Introduction to Secrets

When building applications, you might need to use sensitive information like API keys and database passwords in your code. Storing them in code is not a great idea due to security reasons - hence they are injected as environment variables. However, the values of these environment variables cannot be exposed to all developers. For e.g. everyone shouldn't know the password of the production database. These values are then stored in Secret Managers like AWS SSM, GCP Secret Manager, Azure Vault, etc and injected in the code as environment variables.
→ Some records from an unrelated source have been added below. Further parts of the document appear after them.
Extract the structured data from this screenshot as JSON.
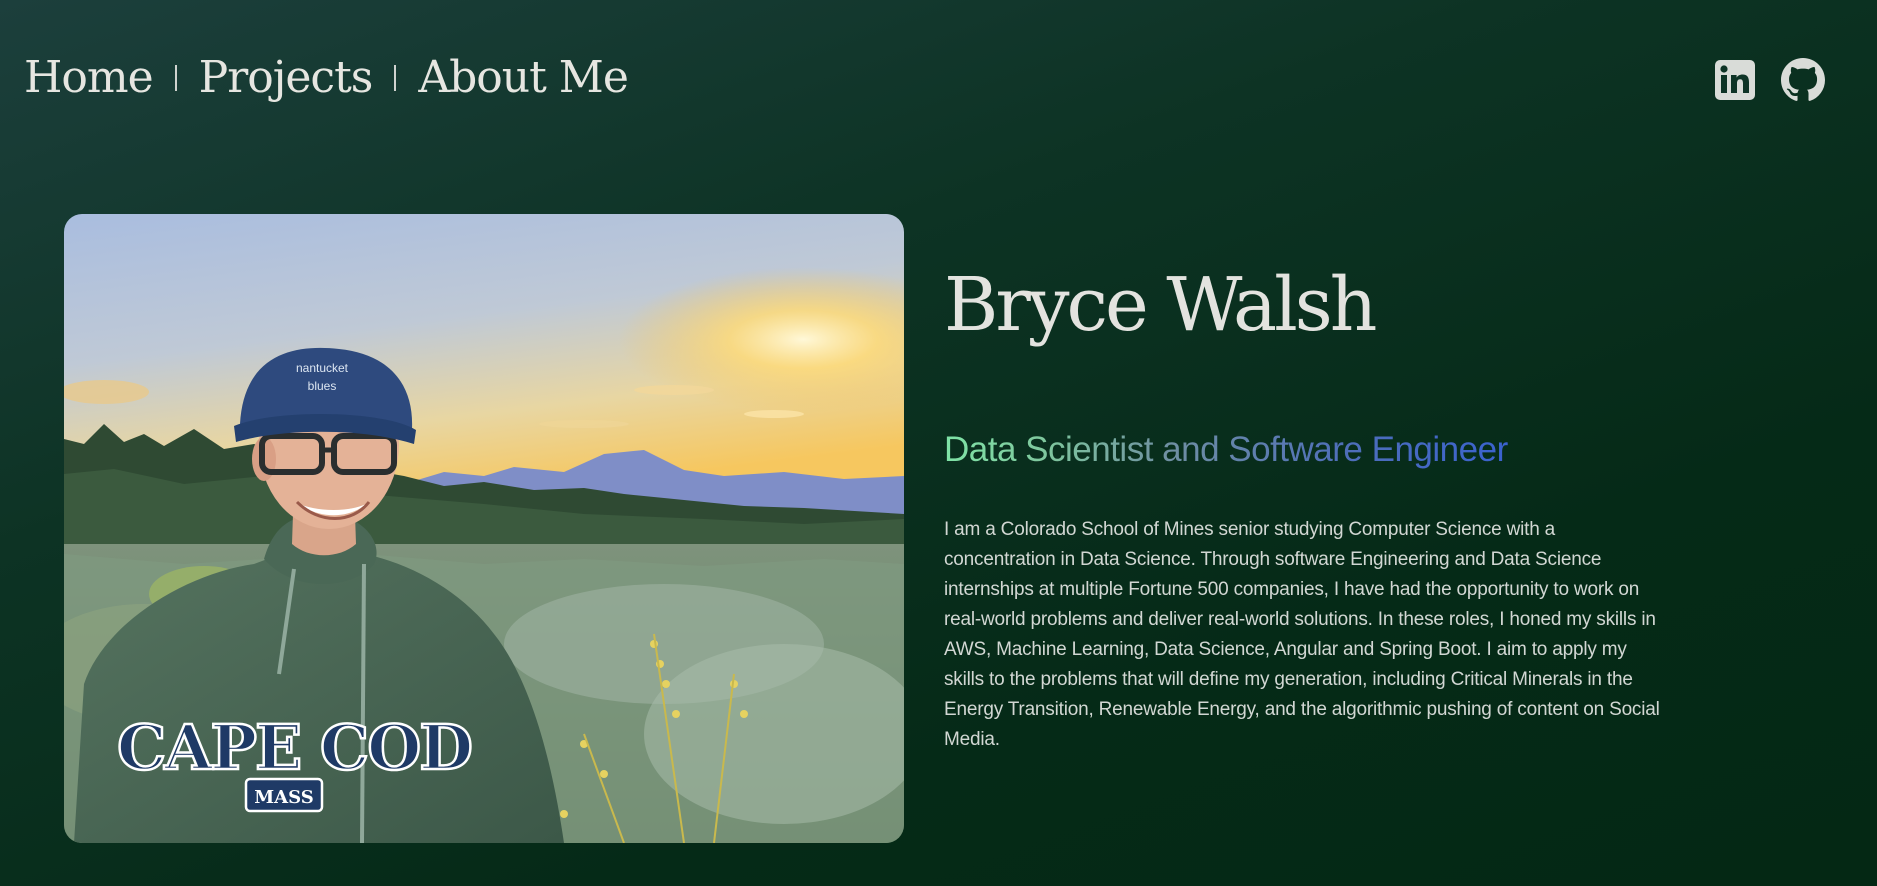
{
  "nav": {
    "items": [
      "Home",
      "Projects",
      "About Me"
    ]
  },
  "social": {
    "linkedin_icon": "linkedin-icon",
    "github_icon": "github-icon",
    "icon_color": "#d9dcd8"
  },
  "hero": {
    "name": "Bryce Walsh",
    "subtitle": "Data Scientist and Software Engineer",
    "bio": "I am a Colorado School of Mines senior studying Computer Science with a concentration in Data Science. Through software Engineering and Data Science internships at multiple Fortune 500 companies, I have had the opportunity to work on real-world problems and deliver real-world solutions. In these roles, I honed my skills in AWS, Machine Learning, Data Science, Angular and Spring Boot. I aim to apply my skills to the problems that will define my generation, including Critical Minerals in the Energy Transition, Renewable Energy, and the algorithmic pushing of content on Social Media.",
    "photo": {
      "hat_text_top": "nantucket",
      "hat_text_bottom": "blues",
      "hoodie_text": "CAPE COD",
      "hoodie_badge": "MASS"
    }
  },
  "colors": {
    "background": "#052a17",
    "text": "#e6e6e1",
    "subtitle_start": "#7fe3a6",
    "subtitle_end": "#3a62cf"
  }
}
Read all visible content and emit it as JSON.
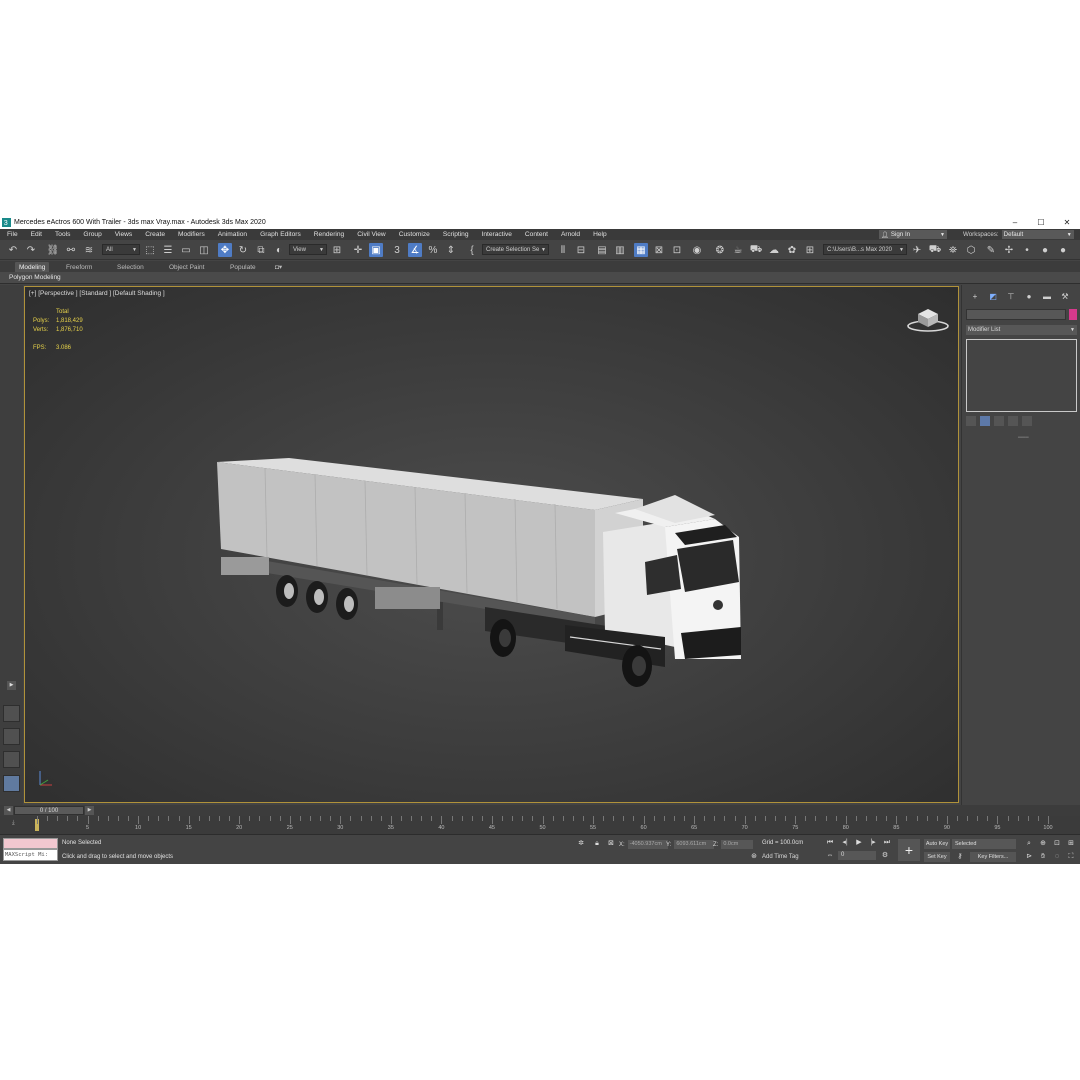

Truefoundry makes it easy to store the actual values in the SecretManagers that you are using and then inject them into the code without exposing the value of these keys to developers. To do this, you can integrate your preferred secret manager with Truefoundry and then store the secret using Truefoundry's UI. Whenever you save a secret using Truefoundry's UI, the actual secrets are stores in your SecretManager and Truefoundry never stores the secret with itself. You will then get a fqn (fully-qualified-name) for your secret which you can then use in your deployments.

Secret groups

In a project, you likely have a set of secrets associated with it. Managing access to each individual secret can become cumberson. Hence, we have the concept of secretgroups which lets you organize and manage related secrets for a specific project.

Within a Secret Group, you can easily add, remove, and update secrets. You can configure access control on each secret group and grant users/teams read, write or admin access.